The Pentagon has also taken action to begin stripping Turkish industry from the aircraft’s supply chain, a process that involves finding new companies to make 1,005 parts, some of which are sole-sourced by Turkish companies.
Ellen Lord, the Pentagon’s undersecretary for acquisition and sustainment, had hoped to stop contracting with Turkish suppliers by March 2020, but in January she said that some contracts would extend through the year, according to Defense One.
While the Defense Department has found new suppliers to manufacture the parts currently made in Turkey, it is uncertain whether the price of those components will be more expensive. Furthermore, as of December 2019, the new production rates for 15 components were lagging behind that of the legacy Turkish producers.
“According to program officials, some of these new parts suppliers will not be producing at the rate required until next year, as roughly 10 percent are new to the F-35 program,” the GAO said.
“Airframe contractor representatives stated it would take over a year to stand up these new suppliers, with lead times dependent on several factors, such as part complexity, quantity, and the supplier’s production maturity. In addition, these new suppliers are required to go through qualification and testing to ensure the design integrity for their parts.”

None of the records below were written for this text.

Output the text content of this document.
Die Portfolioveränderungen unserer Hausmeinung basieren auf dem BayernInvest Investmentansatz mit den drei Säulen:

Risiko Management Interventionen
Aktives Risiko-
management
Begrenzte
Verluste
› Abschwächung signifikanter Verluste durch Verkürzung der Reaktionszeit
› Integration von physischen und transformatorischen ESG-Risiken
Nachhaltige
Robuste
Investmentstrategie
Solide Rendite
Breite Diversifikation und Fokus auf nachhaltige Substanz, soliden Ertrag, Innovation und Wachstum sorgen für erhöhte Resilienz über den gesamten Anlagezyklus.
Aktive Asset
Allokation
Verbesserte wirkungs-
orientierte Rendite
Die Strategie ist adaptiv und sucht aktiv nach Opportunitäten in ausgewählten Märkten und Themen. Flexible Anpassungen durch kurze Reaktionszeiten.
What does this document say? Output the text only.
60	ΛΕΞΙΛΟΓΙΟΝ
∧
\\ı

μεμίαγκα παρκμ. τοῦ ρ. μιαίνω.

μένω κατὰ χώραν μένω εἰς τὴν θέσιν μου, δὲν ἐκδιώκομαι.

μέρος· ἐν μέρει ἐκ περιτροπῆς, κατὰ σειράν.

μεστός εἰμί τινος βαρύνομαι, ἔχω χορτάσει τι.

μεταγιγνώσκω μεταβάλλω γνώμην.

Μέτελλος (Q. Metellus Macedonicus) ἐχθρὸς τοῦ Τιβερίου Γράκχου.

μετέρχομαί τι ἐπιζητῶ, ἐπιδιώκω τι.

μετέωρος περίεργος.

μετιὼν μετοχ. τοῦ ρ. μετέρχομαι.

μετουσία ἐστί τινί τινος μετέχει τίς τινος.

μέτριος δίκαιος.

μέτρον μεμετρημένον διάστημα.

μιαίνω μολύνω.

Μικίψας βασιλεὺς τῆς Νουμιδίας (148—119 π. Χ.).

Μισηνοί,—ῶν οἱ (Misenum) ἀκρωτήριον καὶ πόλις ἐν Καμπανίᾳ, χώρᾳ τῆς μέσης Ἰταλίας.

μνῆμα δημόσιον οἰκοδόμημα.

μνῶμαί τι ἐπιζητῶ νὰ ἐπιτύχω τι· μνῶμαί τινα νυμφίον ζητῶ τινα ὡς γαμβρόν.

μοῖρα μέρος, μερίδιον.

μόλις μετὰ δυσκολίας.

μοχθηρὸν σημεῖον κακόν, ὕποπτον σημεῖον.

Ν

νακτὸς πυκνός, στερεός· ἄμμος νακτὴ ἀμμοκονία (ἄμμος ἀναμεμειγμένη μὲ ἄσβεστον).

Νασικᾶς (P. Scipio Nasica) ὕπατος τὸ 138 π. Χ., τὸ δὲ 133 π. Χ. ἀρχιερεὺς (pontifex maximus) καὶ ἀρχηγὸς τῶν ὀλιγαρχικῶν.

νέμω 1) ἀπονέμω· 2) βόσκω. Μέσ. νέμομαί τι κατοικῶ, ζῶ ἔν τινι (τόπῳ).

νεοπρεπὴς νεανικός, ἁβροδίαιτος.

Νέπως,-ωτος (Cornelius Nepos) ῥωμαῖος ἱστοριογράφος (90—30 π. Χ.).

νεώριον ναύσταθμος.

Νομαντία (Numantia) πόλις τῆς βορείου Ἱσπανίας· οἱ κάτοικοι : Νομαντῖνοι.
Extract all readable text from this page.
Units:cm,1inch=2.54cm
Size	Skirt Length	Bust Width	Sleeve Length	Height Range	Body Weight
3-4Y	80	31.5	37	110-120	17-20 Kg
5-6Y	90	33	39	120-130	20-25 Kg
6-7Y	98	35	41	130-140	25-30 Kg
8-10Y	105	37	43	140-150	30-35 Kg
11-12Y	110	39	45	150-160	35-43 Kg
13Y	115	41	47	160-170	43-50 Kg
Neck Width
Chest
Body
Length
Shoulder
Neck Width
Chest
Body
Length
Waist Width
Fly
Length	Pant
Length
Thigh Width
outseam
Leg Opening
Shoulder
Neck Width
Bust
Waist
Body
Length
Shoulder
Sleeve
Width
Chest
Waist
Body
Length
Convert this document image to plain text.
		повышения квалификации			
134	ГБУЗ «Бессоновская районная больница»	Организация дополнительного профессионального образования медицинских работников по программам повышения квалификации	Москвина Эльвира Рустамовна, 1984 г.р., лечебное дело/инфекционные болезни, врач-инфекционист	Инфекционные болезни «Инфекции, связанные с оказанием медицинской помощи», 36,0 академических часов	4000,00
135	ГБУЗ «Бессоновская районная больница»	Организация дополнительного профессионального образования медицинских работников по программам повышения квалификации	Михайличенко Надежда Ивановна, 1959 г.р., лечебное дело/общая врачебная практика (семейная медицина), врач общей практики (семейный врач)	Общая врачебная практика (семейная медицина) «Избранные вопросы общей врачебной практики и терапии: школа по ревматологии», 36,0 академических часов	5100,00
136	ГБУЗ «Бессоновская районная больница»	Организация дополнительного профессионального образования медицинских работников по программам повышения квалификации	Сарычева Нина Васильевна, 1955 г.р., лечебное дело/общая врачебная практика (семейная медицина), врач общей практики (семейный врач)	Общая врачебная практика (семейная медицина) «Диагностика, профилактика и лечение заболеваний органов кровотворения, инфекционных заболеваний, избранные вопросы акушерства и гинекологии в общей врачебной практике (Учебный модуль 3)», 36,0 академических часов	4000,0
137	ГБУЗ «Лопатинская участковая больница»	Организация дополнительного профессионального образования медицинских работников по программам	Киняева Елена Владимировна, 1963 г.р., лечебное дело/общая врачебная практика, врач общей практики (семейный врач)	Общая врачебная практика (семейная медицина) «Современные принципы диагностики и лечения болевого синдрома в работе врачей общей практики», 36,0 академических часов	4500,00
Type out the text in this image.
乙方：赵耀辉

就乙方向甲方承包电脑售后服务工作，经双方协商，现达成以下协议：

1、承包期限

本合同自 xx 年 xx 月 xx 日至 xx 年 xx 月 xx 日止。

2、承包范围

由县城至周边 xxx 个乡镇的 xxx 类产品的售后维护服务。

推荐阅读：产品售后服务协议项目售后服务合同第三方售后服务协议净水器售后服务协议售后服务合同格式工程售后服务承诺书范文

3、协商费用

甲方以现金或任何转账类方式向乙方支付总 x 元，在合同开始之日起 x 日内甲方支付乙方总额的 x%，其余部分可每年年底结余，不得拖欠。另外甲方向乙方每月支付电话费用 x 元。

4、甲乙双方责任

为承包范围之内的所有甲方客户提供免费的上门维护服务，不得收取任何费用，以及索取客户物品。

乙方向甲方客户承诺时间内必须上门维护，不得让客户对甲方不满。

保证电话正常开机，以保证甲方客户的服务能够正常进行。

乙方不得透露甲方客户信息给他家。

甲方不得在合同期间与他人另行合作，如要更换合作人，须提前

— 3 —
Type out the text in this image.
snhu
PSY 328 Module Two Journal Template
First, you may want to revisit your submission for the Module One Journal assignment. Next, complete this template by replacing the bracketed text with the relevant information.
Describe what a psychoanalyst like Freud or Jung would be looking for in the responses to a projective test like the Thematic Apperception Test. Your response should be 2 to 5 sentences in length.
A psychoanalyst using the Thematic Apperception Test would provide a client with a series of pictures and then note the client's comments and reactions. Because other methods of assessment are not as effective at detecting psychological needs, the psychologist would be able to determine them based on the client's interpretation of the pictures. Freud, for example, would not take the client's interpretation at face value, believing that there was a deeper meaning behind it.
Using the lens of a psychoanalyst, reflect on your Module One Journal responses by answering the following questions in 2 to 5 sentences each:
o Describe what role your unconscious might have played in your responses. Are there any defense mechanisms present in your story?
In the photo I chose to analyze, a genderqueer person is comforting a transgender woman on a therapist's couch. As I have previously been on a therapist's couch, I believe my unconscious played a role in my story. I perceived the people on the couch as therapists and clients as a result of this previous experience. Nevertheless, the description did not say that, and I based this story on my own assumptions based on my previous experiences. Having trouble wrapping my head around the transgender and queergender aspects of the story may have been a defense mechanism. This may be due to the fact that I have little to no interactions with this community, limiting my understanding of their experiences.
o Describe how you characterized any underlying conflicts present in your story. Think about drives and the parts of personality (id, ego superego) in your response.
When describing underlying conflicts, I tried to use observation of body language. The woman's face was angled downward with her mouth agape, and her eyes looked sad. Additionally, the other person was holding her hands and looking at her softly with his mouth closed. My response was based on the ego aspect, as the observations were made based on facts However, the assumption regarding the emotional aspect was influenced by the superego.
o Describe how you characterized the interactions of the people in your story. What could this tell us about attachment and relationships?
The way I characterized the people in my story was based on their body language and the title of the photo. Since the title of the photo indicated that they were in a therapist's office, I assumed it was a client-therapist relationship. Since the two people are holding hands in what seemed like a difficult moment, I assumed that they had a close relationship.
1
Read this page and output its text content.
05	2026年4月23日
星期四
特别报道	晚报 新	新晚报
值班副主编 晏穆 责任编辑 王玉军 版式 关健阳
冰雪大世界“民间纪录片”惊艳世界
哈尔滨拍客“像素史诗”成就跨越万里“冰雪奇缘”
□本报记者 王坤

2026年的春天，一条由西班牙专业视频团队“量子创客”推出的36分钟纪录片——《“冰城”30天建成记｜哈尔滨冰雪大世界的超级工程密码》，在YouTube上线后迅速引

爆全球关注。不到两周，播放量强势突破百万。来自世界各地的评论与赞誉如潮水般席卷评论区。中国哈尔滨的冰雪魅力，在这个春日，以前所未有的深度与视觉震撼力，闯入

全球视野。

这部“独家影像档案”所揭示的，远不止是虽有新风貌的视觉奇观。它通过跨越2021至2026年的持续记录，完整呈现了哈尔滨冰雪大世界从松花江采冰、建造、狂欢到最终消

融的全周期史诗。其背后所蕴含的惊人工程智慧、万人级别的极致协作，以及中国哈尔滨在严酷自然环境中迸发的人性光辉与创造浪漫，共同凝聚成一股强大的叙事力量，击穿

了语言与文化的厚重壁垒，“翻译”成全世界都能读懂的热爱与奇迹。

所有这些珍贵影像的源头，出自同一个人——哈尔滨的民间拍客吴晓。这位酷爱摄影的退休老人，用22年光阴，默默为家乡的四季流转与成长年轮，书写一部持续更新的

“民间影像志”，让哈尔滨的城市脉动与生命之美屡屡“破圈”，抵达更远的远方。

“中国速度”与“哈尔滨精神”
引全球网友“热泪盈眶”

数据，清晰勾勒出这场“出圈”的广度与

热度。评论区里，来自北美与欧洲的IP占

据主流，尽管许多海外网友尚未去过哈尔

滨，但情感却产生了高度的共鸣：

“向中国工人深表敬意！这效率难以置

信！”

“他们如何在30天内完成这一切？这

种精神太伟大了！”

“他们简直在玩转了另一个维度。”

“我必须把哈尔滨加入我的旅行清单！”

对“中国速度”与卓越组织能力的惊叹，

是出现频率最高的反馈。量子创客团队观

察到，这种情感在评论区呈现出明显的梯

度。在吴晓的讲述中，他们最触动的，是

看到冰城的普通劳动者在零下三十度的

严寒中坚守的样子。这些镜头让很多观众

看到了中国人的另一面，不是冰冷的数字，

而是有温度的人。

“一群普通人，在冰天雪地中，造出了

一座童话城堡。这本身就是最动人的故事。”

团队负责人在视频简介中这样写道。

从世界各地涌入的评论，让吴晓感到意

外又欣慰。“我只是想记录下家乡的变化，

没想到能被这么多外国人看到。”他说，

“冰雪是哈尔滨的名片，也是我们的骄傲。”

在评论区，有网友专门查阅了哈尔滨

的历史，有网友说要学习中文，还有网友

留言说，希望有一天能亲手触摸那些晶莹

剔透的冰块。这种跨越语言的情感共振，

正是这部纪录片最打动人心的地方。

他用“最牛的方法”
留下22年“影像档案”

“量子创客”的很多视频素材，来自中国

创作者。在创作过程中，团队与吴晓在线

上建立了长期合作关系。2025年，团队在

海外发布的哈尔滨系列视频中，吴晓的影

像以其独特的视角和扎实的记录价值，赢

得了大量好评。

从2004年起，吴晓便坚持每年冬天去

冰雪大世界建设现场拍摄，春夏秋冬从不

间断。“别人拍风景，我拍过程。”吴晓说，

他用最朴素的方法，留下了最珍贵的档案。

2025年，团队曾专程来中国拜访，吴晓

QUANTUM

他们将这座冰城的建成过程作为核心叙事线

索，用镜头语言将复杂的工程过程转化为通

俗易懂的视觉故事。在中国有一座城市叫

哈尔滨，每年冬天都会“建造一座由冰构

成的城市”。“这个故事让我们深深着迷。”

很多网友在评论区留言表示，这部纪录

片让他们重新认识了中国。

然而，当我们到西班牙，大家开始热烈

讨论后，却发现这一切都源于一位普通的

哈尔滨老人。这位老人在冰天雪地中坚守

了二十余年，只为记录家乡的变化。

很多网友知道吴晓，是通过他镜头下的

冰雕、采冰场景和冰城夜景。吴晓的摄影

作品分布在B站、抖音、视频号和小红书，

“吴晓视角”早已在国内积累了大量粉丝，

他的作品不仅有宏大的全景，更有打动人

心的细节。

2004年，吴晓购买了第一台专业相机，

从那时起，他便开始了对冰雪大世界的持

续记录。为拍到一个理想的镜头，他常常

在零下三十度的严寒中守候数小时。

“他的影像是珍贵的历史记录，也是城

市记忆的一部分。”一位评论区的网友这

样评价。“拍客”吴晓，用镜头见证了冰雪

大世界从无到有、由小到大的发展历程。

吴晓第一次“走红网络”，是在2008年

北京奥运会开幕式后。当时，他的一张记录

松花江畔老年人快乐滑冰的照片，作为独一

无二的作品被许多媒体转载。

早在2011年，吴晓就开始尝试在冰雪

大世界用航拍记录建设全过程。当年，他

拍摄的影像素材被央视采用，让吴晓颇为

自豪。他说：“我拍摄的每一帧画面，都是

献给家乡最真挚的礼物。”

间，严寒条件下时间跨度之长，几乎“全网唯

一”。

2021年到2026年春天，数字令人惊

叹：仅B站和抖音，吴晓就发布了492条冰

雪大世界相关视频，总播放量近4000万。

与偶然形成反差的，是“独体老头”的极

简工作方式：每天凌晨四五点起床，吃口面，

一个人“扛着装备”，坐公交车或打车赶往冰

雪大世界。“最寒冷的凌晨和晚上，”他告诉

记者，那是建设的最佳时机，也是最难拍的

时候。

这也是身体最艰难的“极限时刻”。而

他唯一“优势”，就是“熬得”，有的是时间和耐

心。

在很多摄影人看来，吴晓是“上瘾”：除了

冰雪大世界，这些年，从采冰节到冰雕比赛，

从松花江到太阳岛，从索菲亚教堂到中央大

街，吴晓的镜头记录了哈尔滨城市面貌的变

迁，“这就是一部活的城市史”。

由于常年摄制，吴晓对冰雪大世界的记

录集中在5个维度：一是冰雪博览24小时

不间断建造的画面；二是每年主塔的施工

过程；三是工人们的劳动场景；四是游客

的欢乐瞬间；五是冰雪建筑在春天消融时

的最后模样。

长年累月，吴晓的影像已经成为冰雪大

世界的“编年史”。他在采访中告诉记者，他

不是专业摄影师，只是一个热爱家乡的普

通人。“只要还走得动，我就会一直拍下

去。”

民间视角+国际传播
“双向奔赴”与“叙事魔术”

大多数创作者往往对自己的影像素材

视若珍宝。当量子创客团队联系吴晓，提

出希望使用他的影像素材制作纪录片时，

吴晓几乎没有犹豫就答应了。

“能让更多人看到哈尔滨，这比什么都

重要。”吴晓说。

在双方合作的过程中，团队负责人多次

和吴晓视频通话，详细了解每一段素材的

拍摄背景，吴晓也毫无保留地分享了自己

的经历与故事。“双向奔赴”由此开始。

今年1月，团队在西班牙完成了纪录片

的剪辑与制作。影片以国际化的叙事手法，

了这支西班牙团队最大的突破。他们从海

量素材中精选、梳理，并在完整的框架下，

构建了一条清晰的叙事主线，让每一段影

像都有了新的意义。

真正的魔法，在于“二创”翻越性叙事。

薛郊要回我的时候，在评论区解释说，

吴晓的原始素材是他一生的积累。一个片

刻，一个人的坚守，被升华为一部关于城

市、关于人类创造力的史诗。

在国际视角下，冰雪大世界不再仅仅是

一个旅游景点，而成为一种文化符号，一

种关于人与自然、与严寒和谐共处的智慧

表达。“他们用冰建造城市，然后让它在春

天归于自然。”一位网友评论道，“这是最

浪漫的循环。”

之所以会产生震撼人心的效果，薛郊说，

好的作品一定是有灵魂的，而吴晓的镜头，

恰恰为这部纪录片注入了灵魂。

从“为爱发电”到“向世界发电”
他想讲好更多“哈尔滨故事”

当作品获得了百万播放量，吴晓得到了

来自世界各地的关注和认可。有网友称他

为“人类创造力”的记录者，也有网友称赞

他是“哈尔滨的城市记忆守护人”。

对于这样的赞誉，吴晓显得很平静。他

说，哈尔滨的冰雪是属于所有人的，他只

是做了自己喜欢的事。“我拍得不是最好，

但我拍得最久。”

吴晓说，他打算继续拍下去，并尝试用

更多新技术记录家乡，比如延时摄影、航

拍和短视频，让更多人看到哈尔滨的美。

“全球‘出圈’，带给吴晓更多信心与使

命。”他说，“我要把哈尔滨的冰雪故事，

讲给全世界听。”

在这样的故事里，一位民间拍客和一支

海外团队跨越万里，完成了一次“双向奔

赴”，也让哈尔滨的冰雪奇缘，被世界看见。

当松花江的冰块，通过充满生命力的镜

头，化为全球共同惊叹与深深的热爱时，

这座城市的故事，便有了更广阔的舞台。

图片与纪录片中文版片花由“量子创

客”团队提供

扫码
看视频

The F-35 Joint Program Office disagreed with the GAO’s recommendation to provide certain information to Congress ahead of the full-rate production decision, including an evaluation of production risks and a readiness assessment of the suppliers that are replacing Turkish companies.
In its statement, the JPO said it is already providing an acceptable number of updates on the program’s readiness for full-rate production.
Hard times for the F-35’s engine supplier
Not all F-35 production trends reported by the GAO were bad for the aircraft. Since 2016, Lockheed has made progress in delivering a greater proportion of F-35s on schedule, with 117 of 134 F-35s delivered on time in 2019.
However, one of the biggest subsystems of the F-35 — the F135 engine produced by Pratt & Whitney — drifted in the opposite direction, with a whopping 91 percent of engines delivered behind schedule.
At one point in 2019, Pratt & Whitney stopped deliveries of the F135 for an unspecified period due to test failures, which also contributed to the reduction of on-time deliveries.
According to the Defense Contracts Management Agency, “there have been 18 engine test failures in 2019, which is eight more than in 2018, each requiring disassembly and rework,” the GAO wrote. “To address this issue, the engine contractor has developed new tooling for the assembly line and has established a team to identify characteristics leading to the test failures. Plans are also in place for additional training for employees.”